Frequently a worker will have a pre-existing health condition. The pre-existing condition can be the result of numerous causes, including but not limited to the natural aging process, a prior work injury, or an accident unrelated to work.
Sometimes a pre-existing condition will make the worker more susceptible to a work injury. For example, a worker that has had prior shoulder or back surgery might be injured doing a job that would not have hurt a worker who did not have a pre-existing problem. The worker with the pre-existing condition is sometimes called an “eggshell plaintiff” because they are more easily injured than an average person. However, under Iowa work comp law even though a worker might be an eggshell plaintiff, if he gets hurt on the job he is entitled to receive workers’ compensation benefits.
Sometimes a worker may have a pre-existing condition that is completely latent or symptom free and does not cause him any problems.
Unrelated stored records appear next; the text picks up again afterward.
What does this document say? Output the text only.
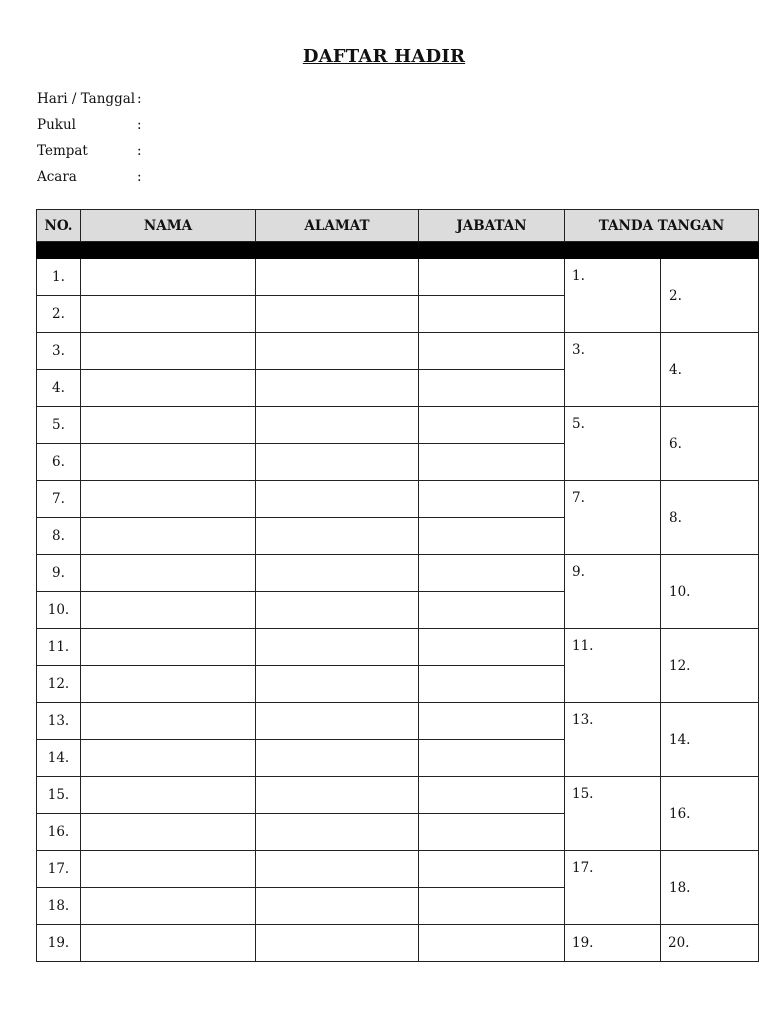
DAFTAR HADIR
Hari / Tanggal :
Pukul	:
Tempat	:
Acara	:
NO.	NAMA	ALAMAT	JABATAN	TANDA TANGAN	

1.				1.	2.
2.					
3.				3.	4.
4.					
5.				5.	6.
6.					
7.				7.	8.
8.					
9.				9.	10.
10.					
11.				11.	12.
12.					
13.				13.	14.
14.					
15.				15.	16.
16.					
17.				17.	18.
18.					
19.				19.	20.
If a worker with such an asymptomatic condition is injured on the job he will generally be entitled to be compensated for the entire resulting disability from the injury even though the final disability is caused by a combination of the pre-existing condition and the work injury.
Other times a worker may have limitations or problems because of the pre-existing condition. If this worker is injured on the job he is generally only entitled to be compensated for the increase in his disability caused by the work injury.
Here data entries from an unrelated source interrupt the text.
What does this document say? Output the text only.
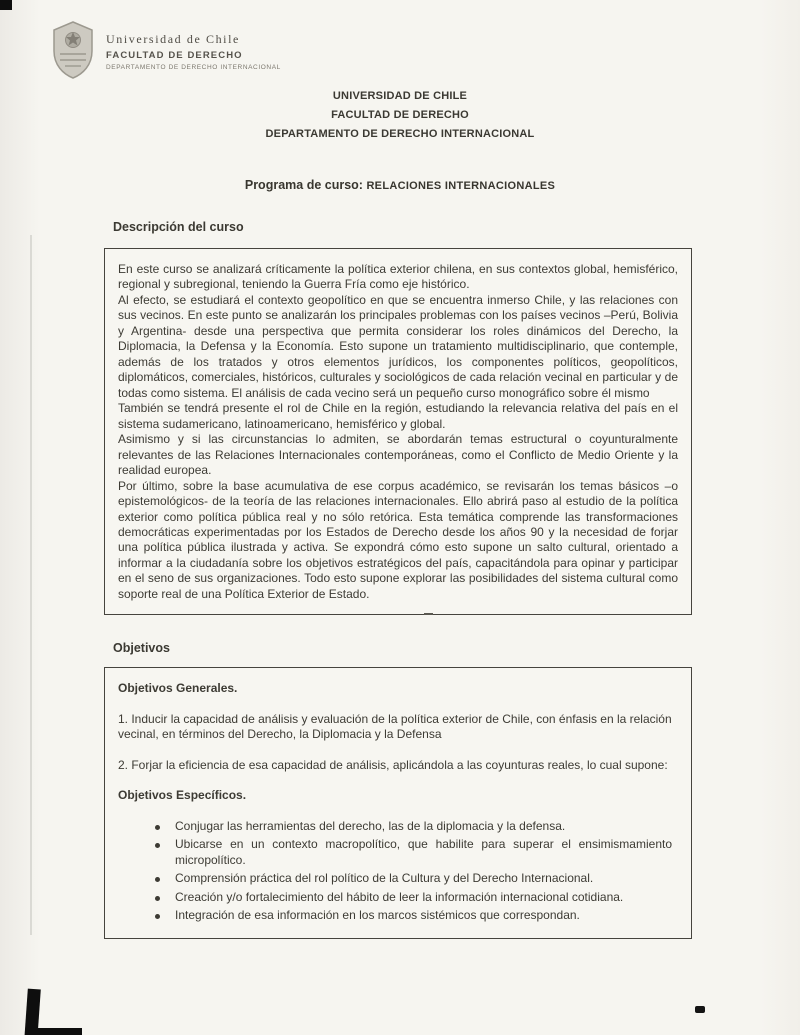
Universidad de Chile
FACULTAD DE DERECHO
DEPARTAMENTO DE DERECHO INTERNACIONAL
UNIVERSIDAD DE CHILE
FACULTAD DE DERECHO
DEPARTAMENTO DE DERECHO INTERNACIONAL
Programa de curso: RELACIONES INTERNACIONALES
Descripción del curso

En este curso se analizará críticamente la política exterior chilena, en sus contextos global, hemisférico, regional y subregional, teniendo la Guerra Fría como eje histórico.

Al efecto, se estudiará el contexto geopolítico en que se encuentra inmerso Chile, y las relaciones con sus vecinos. En este punto se analizarán los principales problemas con los países vecinos –Perú, Bolivia y Argentina- desde una perspectiva que permita considerar los roles dinámicos del Derecho, la Diplomacia, la Defensa y la Economía. Esto supone un tratamiento multidisciplinario, que contemple, además de los tratados y otros elementos jurídicos, los componentes políticos, geopolíticos, diplomáticos, comerciales, históricos, culturales y sociológicos de cada relación vecinal en particular y de todas como sistema. El análisis de cada vecino será un pequeño curso monográfico sobre él mismo

También se tendrá presente el rol de Chile en la región, estudiando la relevancia relativa del país en el sistema sudamericano, latinoamericano, hemisférico y global.

Asimismo y si las circunstancias lo admiten, se abordarán temas estructural o coyunturalmente relevantes de las Relaciones Internacionales contemporáneas, como el Conflicto de Medio Oriente y la realidad europea.

Por último, sobre la base acumulativa de ese corpus académico, se revisarán los temas básicos –o epistemológicos- de la teoría de las relaciones internacionales. Ello abrirá paso al estudio de la política exterior como política pública real y no sólo retórica. Esta temática comprende las transformaciones democráticas experimentadas por los Estados de Derecho desde los años 90 y la necesidad de forjar una política pública ilustrada y activa. Se expondrá cómo esto supone un salto cultural, orientado a informar a la ciudadanía sobre los objetivos estratégicos del país, capacitándola para opinar y participar en el seno de sus organizaciones. Todo esto supone explorar las posibilidades del sistema cultural como soporte real de una Política Exterior de Estado.

Objetivos

Objetivos Generales.

1. Inducir la capacidad de análisis y evaluación de la política exterior de Chile, con énfasis en la relación vecinal, en términos del Derecho, la Diplomacia y la Defensa

2. Forjar la eficiencia de esa capacidad de análisis, aplicándola a las coyunturas reales, lo cual supone:

Objetivos Específicos.

Conjugar las herramientas del derecho, las de la diplomacia y la defensa.
Ubicarse en un contexto macropolítico, que habilite para superar el ensimismamiento micropolítico.
Comprensión práctica del rol político de la Cultura y del Derecho Internacional.
Creación y/o fortalecimiento del hábito de leer la información internacional cotidiana.
Integración de esa información en los marcos sistémicos que correspondan.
An important Iowa work comp rule is that in order for an injured worker with an aggravation of a pre-existing condition to be eligible to receive permanent partial disability (PPD) benefits the aggravation must be permanent, material and substantial.
A frequent dispute in aggravation cases is whether or not the worker returned to the baseline level of impairment he had before the injury. If the condition does return to the baseline level the worker will only be entitled to receive temporary total disability (TTD) benefits. If the condition does not return to the baseline level the worker will be entitled to receive both TTD and PPD benefits.
An injured worker’s own testimony on the issue of whether or not the condition returned to baseline is important. However, the opinions of the treating physicians and the Independent Medical Examiner (IME) doctors frequently end up deciding this type of controversy.
The most frequent dispute in aggravation cases is probably whether the worker’s job actually aggravated the pre-existing problem, or is the worsening of the condition simply because of the natural progression of the problem. This is another area where the opinions of the treating physicians and the IME doctors usually end up being the deciding factor.